Dr. Gantwerker said that is “actually much better than I would think.”
But with only 2,500 sleep centers in the U.S., wait times of months for a sleep study in some parts of the country, and millions of people who wear an Apple Watch, the demand might be a major strain, he said. Cardiology colleagues have said they’ve seen an uptick in patients worried after ECG readings from their Apple Watch, he said, and a similar phenomenon could be seen with the apnea feature.
“We’re just going to have to figure out who among these folks who are screened positive are getting the actual sleep studies, because we don’t have the infrastructure to support it,” he said. If someone wants a continuous positive airway pressure (CPAP) machine, they need a sleep study for it to be covered by insurance, he said.
Robson Capasso, MD, a sleep surgery specialist and professor of otolaryngology–head and neck surgery at Stanford University in Redwood City, Calif., said those who are likely to benefit most from the sleep apnea feature of the Apple Watch are unlikely to have one.
“Who is the user of the Apple Watch?” he asked. “Usually, it’s an urban, younger, healthy person who has a lower likelihood of having moderate to severe sleep apnea, [rather] than an older, more obese, rural user.”
He worried that users might sometimes get an alert that is not indicative of a real medical issue.
“Sleep tests are very commonly positive, especially in adult males—and a broader clinical context is very important to recommend any therapies, as well as adequate follow-up.”
The Apple Watch’s ability to provide sleep metrics, he said, might help provide feedback on whether habit changes have moved sleep routines in the right direction.
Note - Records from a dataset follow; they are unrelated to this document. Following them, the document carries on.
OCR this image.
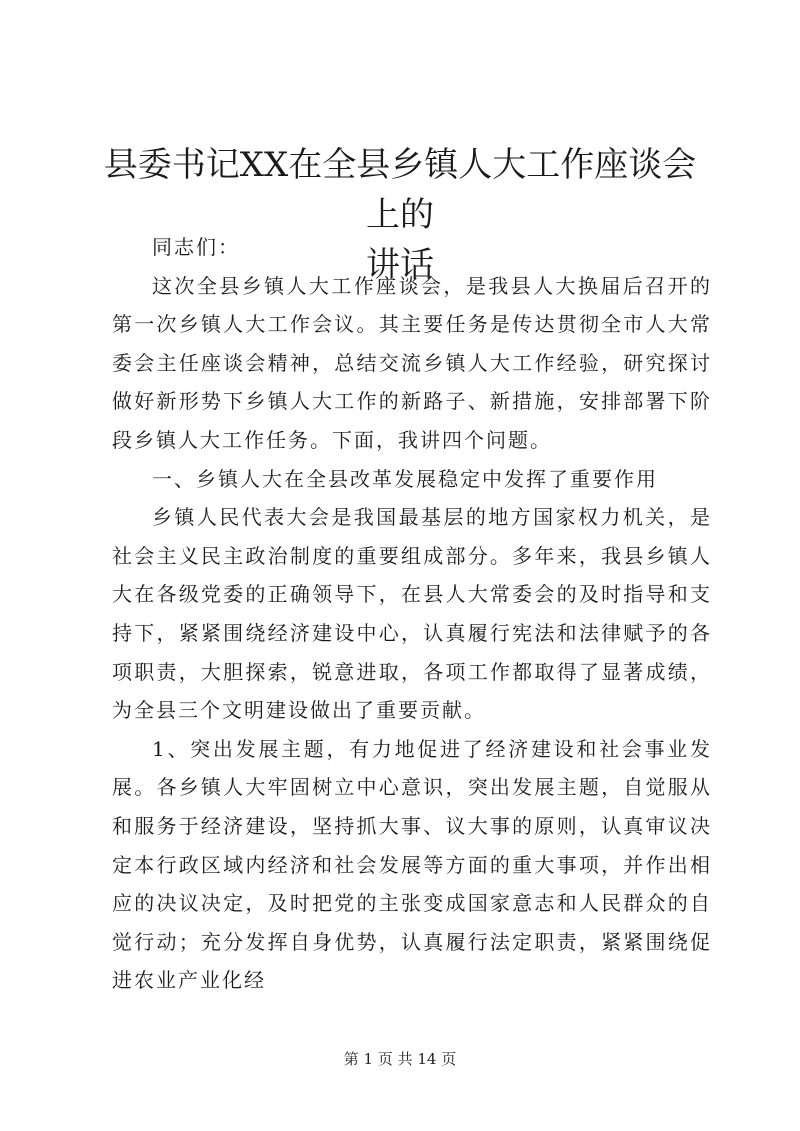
县委书记XX在全县乡镇人大工作座谈会上的
讲话

同志们：

这次全县乡镇人大工作座谈会，是我县人大换届后召开的第一次乡镇人大工作会议。其主要任务是传达贯彻全市人大常委会主任座谈会精神，总结交流乡镇人大工作经验，研究探讨做好新形势下乡镇人大工作的新路子、新措施，安排部署下阶段乡镇人大工作任务。下面，我讲四个问题。

一、乡镇人大在全县改革发展稳定中发挥了重要作用

乡镇人民代表大会是我国最基层的地方国家权力机关，是社会主义民主政治制度的重要组成部分。多年来，我县乡镇人大在各级党委的正确领导下，在县人大常委会的及时指导和支持下，紧紧围绕经济建设中心，认真履行宪法和法律赋予的各项职责，大胆探索，锐意进取，各项工作都取得了显著成绩，为全县三个文明建设做出了重要贡献。

1、突出发展主题，有力地促进了经济建设和社会事业发展。各乡镇人大牢固树立中心意识，突出发展主题，自觉服从和服务于经济建设，坚持抓大事、议大事的原则，认真审议决定本行政区域内经济和社会发展等方面的重大事项，并作出相应的决议决定，及时把党的主张变成国家意志和人民群众的自觉行动；充分发挥自身优势，认真履行法定职责，紧紧围绕促进农业产业化经

第 1 页 共 14 页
Dr. Capasso said that it is important that the Apple Watch update not become yet another source of data that could increase the prevalence of orthosomnia—anxiety over sleep quality generated by sleep scores—which is something that “we are already seeing quite commonly in the clinic.” This phenomenon has been brought about by the explosion of sleep-tracking products—from rings to snoring tracker apps to other wearables without a well-designed consumer feedback interface.
“But I am sure the Apple team, who notoriously excel in design, knows about it,” he said.
“Sleep is counterintuitive,” Dr. Capasso said. “Some users of sleep technologies may go into perfectionist tasks in order to improve sleep scores, and it may actually worsen it as some start catastrophizing and overthinking about their sleep.”
“Sleep became very commercialized,” he said. “It is more Googled than ‘nutrition’ these days and, of course, there is a lot of entrepreneurial mindset around sleep.”
When someone has concerns about sleep, his first inclination is to suggest they adjust the timing and pre- and post-bedtime routines and habits.
“Please stop checking your emails, doing work-related activities, or playing video games just before you go to bed,” he said. “You’re not going to feel refreshed tomorrow.”
Thomas R. Collins is a freelance medical writer based in Florida.